What is idiomatic way of vectorizing longer operations in Julia?


I have recently tried writing some code and need help with vectorization. I like that Julia’s loops are efficient, but sometimes I want to write less verbose code. How to do it in this case? What are the best practices? Below is an example of what I mean:

Imagine you have a vector a and you are interested in knowing the sum of a[i]/(1 + a[i]). If you want to get it done, you might be tempted to write:

function f1(a)
    return sum( a ./ (1. .+ a))

But you might also write

function f2(a)
    Val = 0.0
    for i in each index(a)
        Val += a[i] / (1. + a[i])
    return value

Ignoring any typing issues, that is, a is an array of Float64.

Then you have

using BenchmarkTools

a = rand(9000000)

@btime f1(a)
# 22.670 ms (3 allocations: 68.66 MiB)

@btime f2(a)
# 15.136 ms (1 allocation: 16 bytes)

Which is a slight difference, but it quickly adds up.

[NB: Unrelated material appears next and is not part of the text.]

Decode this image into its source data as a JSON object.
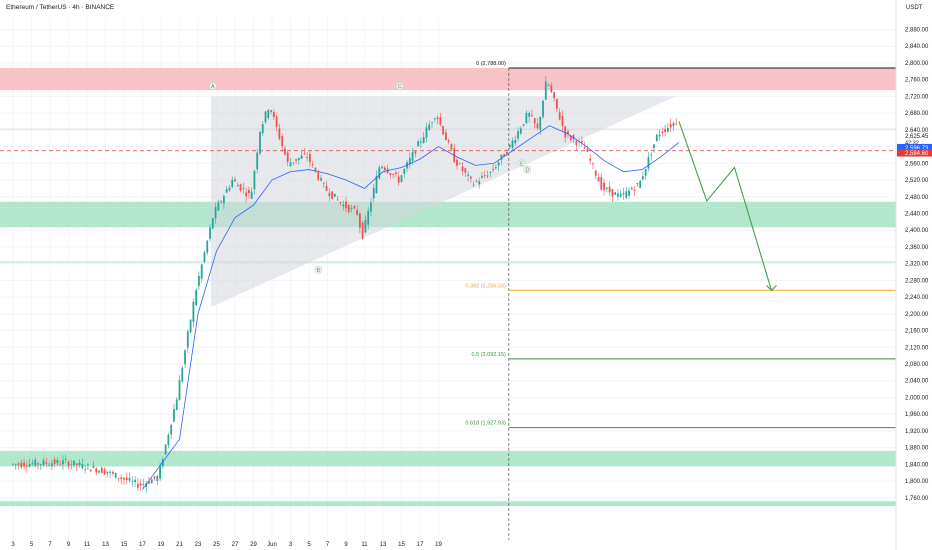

How to make the f1 as efficient memory and time-wise?

julia> @btime mapreduce(x -> x/(1+x), +, a)
  2.042 ms (1 allocation: 16 bytes)

mapreduce seems pretty good. probably there is more wizardry to be done for another factor of 2 or so if you’re willing to try a lot harder

1 Like

For your particular example:

function f3(a)
  return sum(x -> (x / (1+x)), a)

@btime f3($a)
2.043 ms (0 allocations: 0 bytes)

But your question is probably more general. Tullio.jl is one way of writing complex loops in a very compact format.

What??? Very cool, thank you!

Why is mapreduce faster than the for loop?

Are there other functions like that I should know about?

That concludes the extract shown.